The collaboration extended beyond just LLNL and ELI Beamlines. By partnering with industry—and drawing on LLNL’s expertise laser research and development—the team delivered key advancements, including the world’s highest peak power diode arrays; a pump laser generating up to 200 joules at a 10 Hz repetition rate; a gas-cooled short-pulse titanium-doped sapphire amplifier; a dual chirped-pulse-amplification high-contrast short-pulse front end; and an energetic gigashot laser pump source for pumping the short-pulse preamplifiers and others.

"These innovations not only distinguish L3-HAPLS from other petawatt lasers—they represent a quantum leap in technology," Haefner said. "Many of these advancements have already made it to market, where they have the potential to enable advancement in a variety of areas beyond science."
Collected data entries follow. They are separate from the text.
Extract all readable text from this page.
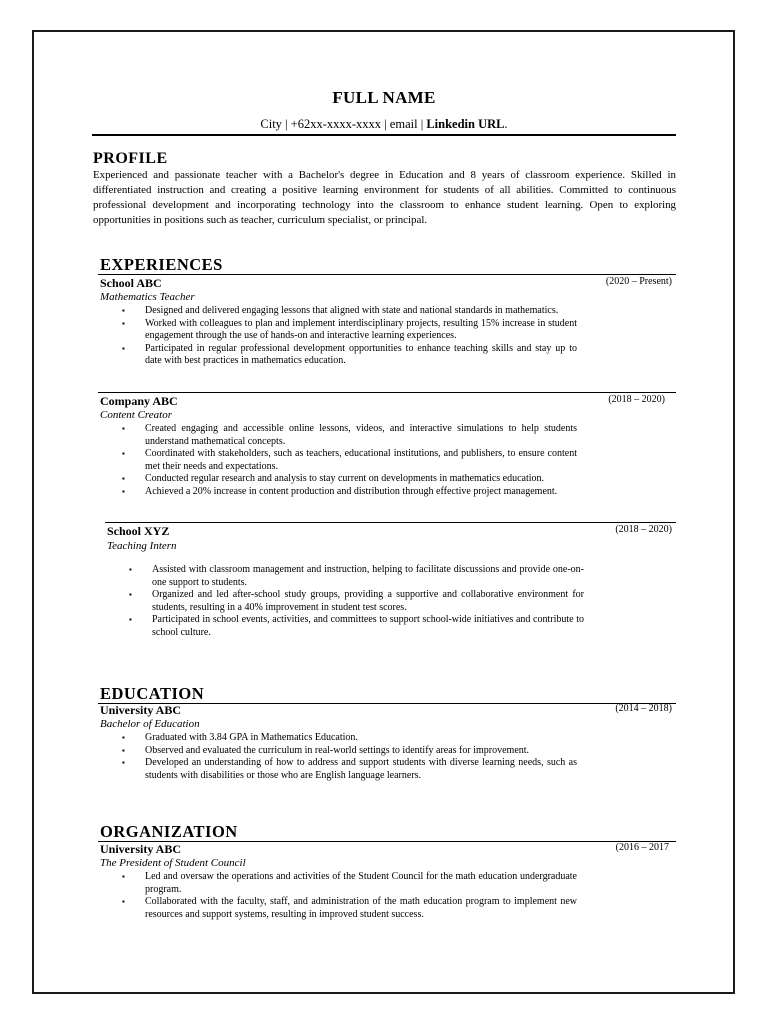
FULL NAME
City | +62xx-xxxx-xxxx | email | Linkedin URL.
PROFILE
Experienced and passionate teacher with a Bachelor's degree in Education and 8 years of classroom experience. Skilled in differentiated instruction and creating a positive learning environment for students of all abilities. Committed to continuous professional development and incorporating technology into the classroom to enhance student learning. Open to exploring opportunities in positions such as teacher, curriculum specialist, or principal.
EXPERIENCES
School ABC	(2020 – Present)
Mathematics Teacher
▪ Designed and delivered engaging lessons that aligned with state and national standards in mathematics.
▪ Worked with colleagues to plan and implement interdisciplinary projects, resulting 15% increase in student engagement through the use of hands-on and interactive learning experiences.
▪ Participated in regular professional development opportunities to enhance teaching skills and stay up to date with best practices in mathematics education.
Company ABC	(2018 – 2020)
Content Creator
▪ Created engaging and accessible online lessons, videos, and interactive simulations to help students understand mathematical concepts.
▪ Coordinated with stakeholders, such as teachers, educational institutions, and publishers, to ensure content met their needs and expectations.
▪ Conducted regular research and analysis to stay current on developments in mathematics education.
▪ Achieved a 20% increase in content production and distribution through effective project management.
School XYZ	(2018 – 2020)
Teaching Intern
▪ Assisted with classroom management and instruction, helping to facilitate discussions and provide one-on-one support to students.
▪ Organized and led after-school study groups, providing a supportive and collaborative environment for students, resulting in a 40% improvement in student test scores.
▪ Participated in school events, activities, and committees to support school-wide initiatives and contribute to school culture.
EDUCATION
University ABC	(2014 – 2018)
Bachelor of Education
▪ Graduated with 3.84 GPA in Mathematics Education.
▪ Observed and evaluated the curriculum in real-world settings to identify areas for improvement.
▪ Developed an understanding of how to address and support students with diverse learning needs, such as students with disabilities or those who are English language learners.
ORGANIZATION
University ABC	(2016 – 2017
The President of Student Council
▪ Led and oversaw the operations and activities of the Student Council for the math education undergraduate program.
▪ Collaborated with the faculty, staff, and administration of the math education program to implement new resources and support systems, resulting in improved student success.
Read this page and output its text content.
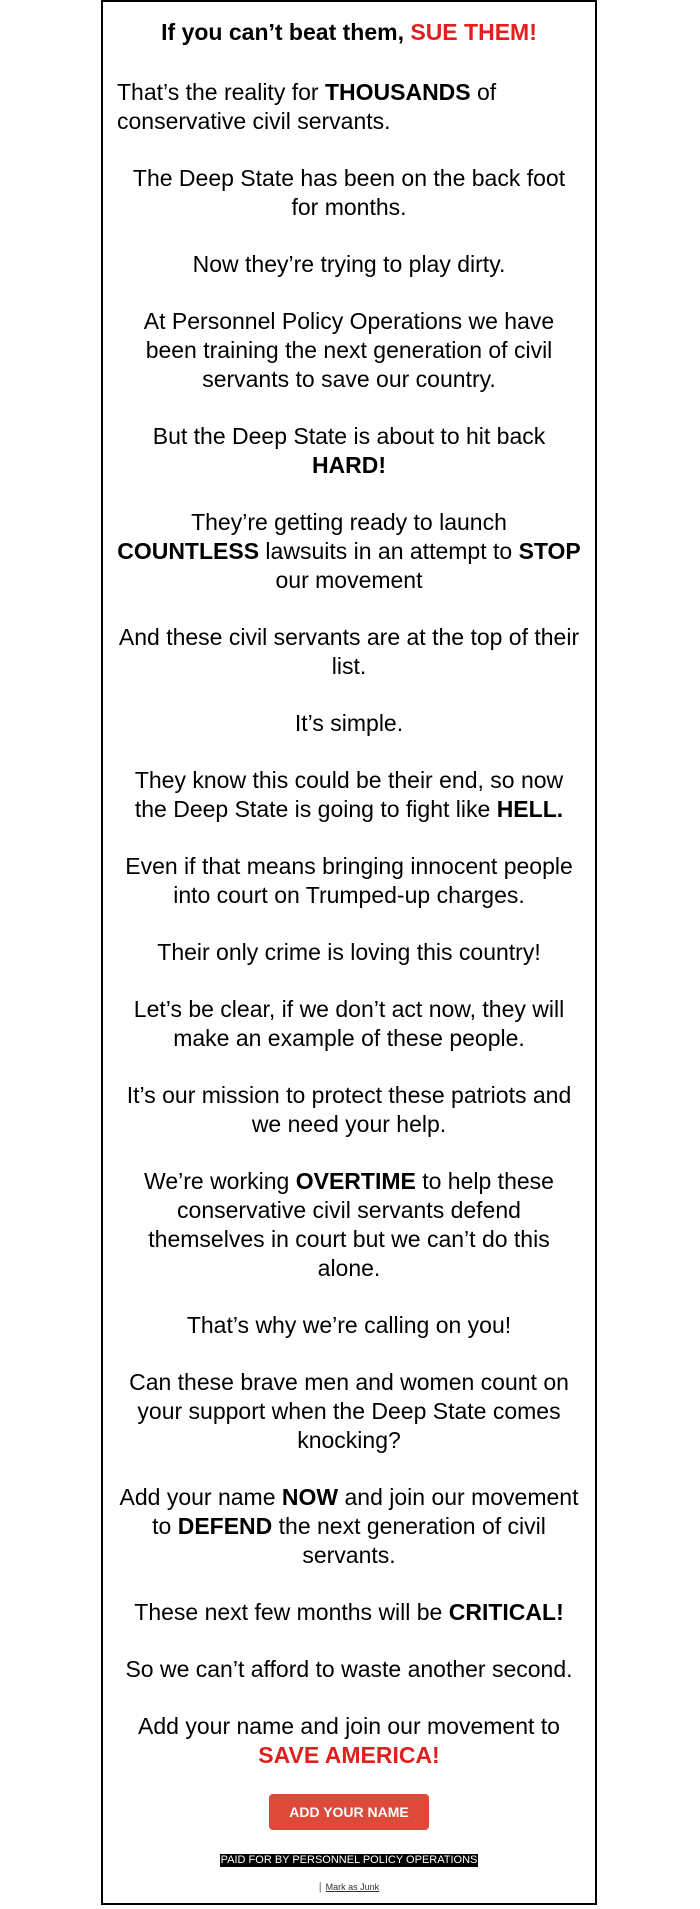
If you can’t beat them, SUE THEM!

That’s the reality for THOUSANDS of conservative civil servants.

The Deep State has been on the back foot for months.

Now they’re trying to play dirty.

At Personnel Policy Operations we have been training the next generation of civil servants to save our country.

But the Deep State is about to hit back HARD!

They’re getting ready to launch COUNTLESS lawsuits in an attempt to STOP our movement

And these civil servants are at the top of their list.

It’s simple.

They know this could be their end, so now the Deep State is going to fight like HELL.

Even if that means bringing innocent people into court on Trumped-up charges.

Their only crime is loving this country!

Let’s be clear, if we don’t act now, they will make an example of these people.

It’s our mission to protect these patriots and we need your help.

We’re working OVERTIME to help these conservative civil servants defend themselves in court but we can’t do this alone.

That’s why we’re calling on you!

Can these brave men and women count on your support when the Deep State comes knocking?

Add your name NOW and join our movement to DEFEND the next generation of civil servants.

These next few months will be CRITICAL!

So we can’t afford to waste another second.

Add your name and join our movement to
SAVE AMERICA!

ADD YOUR NAME
PAID FOR BY PERSONNEL POLICY OPERATIONS
| Mark as Junk
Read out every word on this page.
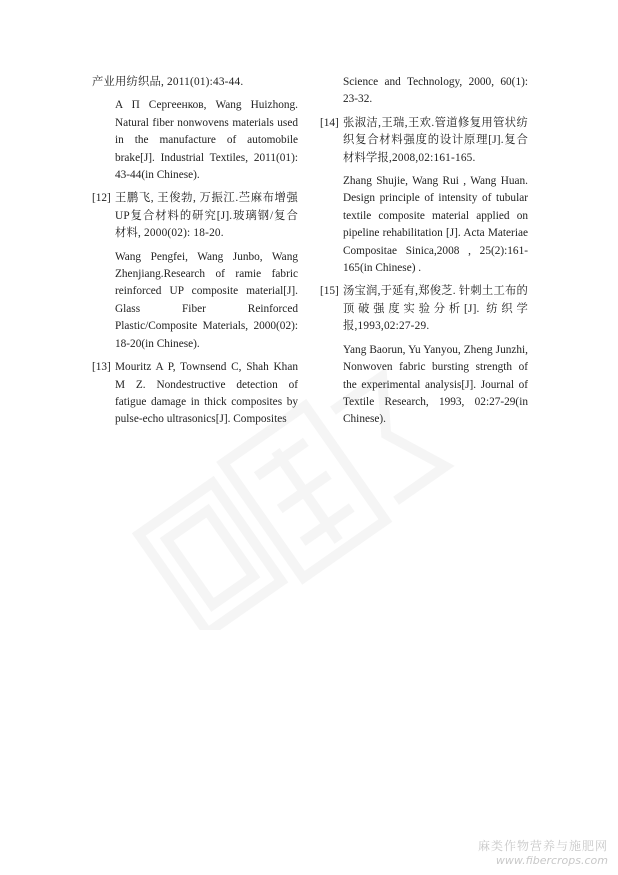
产业用纺织品, 2011(01):43-44.
A П Сергеенков, Wang Huizhong. Natural fiber nonwovens materials used in the manufacture of automobile brake[J]. Industrial Textiles, 2011(01): 43-44(in Chinese).
[12] 王鹏飞, 王俊勃, 万振江.苎麻布增强UP复合材料的研究[J].玻璃钢/复合材料, 2000(02): 18-20.
Wang Pengfei, Wang Junbo, Wang Zhenjiang.Research of ramie fabric reinforced UP composite material[J]. Glass Fiber Reinforced Plastic/Composite Materials, 2000(02): 18-20(in Chinese).
[13] Mouritz A P, Townsend C, Shah Khan M Z. Nondestructive detection of fatigue damage in thick composites by pulse-echo ultrasonics[J]. Composites
Science and Technology, 2000, 60(1): 23-32.
[14] 张淑洁,王瑞,王欢.管道修复用管状纺织复合材料强度的设计原理[J].复合材料学报,2008,02:161-165.
Zhang Shujie, Wang Rui , Wang Huan. Design principle of intensity of tubular textile composite material applied on pipeline rehabilitation [J]. Acta Materiae Compositae Sinica,2008 , 25(2):161-165(in Chinese) .
[15] 汤宝润,于延有,郑俊芝. 针刺土工布的顶破强度实验分析[J]. 纺织学报,1993,02:27-29.
Yang Baorun, Yu Yanyou, Zheng Junzhi, Nonwoven fabric bursting strength of the experimental analysis[J]. Journal of Textile Research, 1993, 02:27-29(in Chinese).
麻类作物营养与施肥网
www.fibercrops.com
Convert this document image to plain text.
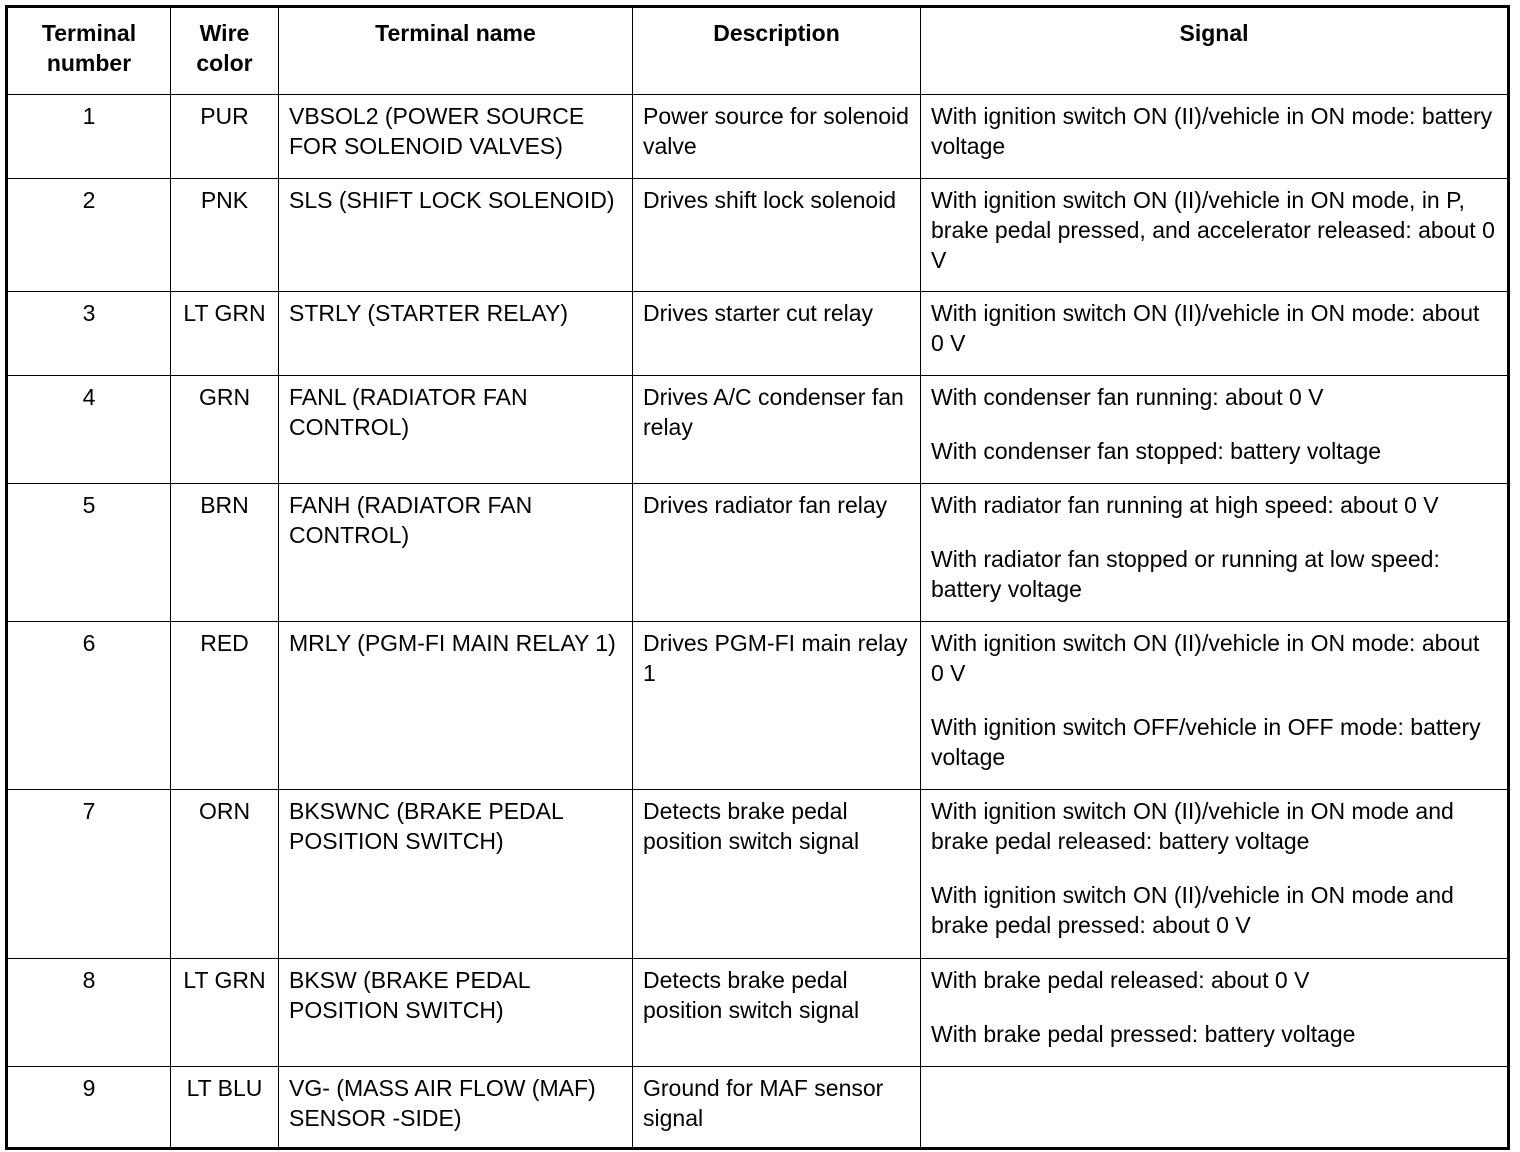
Terminal number	Wire color	Terminal name	Description	Signal
1	PUR	VBSOL2 (POWER SOURCE FOR SOLENOID VALVES)	Power source for solenoid valve	With ignition switch ON (II)/vehicle in ON mode: battery voltage

2	PNK	SLS (SHIFT LOCK SOLENOID)	Drives shift lock solenoid	With ignition switch ON (II)/vehicle in ON mode, in P, brake pedal pressed, and accelerator released: about 0 V

3	LT GRN	STRLY (STARTER RELAY)	Drives starter cut relay	With ignition switch ON (II)/vehicle in ON mode: about 0 V

4	GRN	FANL (RADIATOR FAN CONTROL)	Drives A/C condenser fan relay	With condenser fan running: about 0 V
With condenser fan stopped: battery voltage

5	BRN	FANH (RADIATOR FAN CONTROL)	Drives radiator fan relay	With radiator fan running at high speed: about 0 V
With radiator fan stopped or running at low speed: battery voltage

6	RED	MRLY (PGM-FI MAIN RELAY 1)	Drives PGM-FI main relay 1	With ignition switch ON (II)/vehicle in ON mode: about 0 V
With ignition switch OFF/vehicle in OFF mode: battery voltage

7	ORN	BKSWNC (BRAKE PEDAL POSITION SWITCH)	Detects brake pedal position switch signal	With ignition switch ON (II)/vehicle in ON mode and brake pedal released: battery voltage
With ignition switch ON (II)/vehicle in ON mode and brake pedal pressed: about 0 V

8	LT GRN	BKSW (BRAKE PEDAL POSITION SWITCH)	Detects brake pedal position switch signal	With brake pedal released: about 0 V
With brake pedal pressed: battery voltage

9	LT BLU	VG- (MASS AIR FLOW (MAF) SENSOR -SIDE)	Ground for MAF sensor signal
L3-HAPLS will have a wide range of uses, supporting both basic and applied research. By focusing petawatt peak power pulses at high intensity on a target, the system will generate secondary sources such as electromagnetic radiation or accelerate charged particles, enabling unparalleled access to a variety of research areas, including time-resolved proton and x-ray radiography, laboratory astrophysics, and other basic science and medical applications for cancer treatments, in addition to industrial applications such as nondestructive evaluation of materials and laser fusion.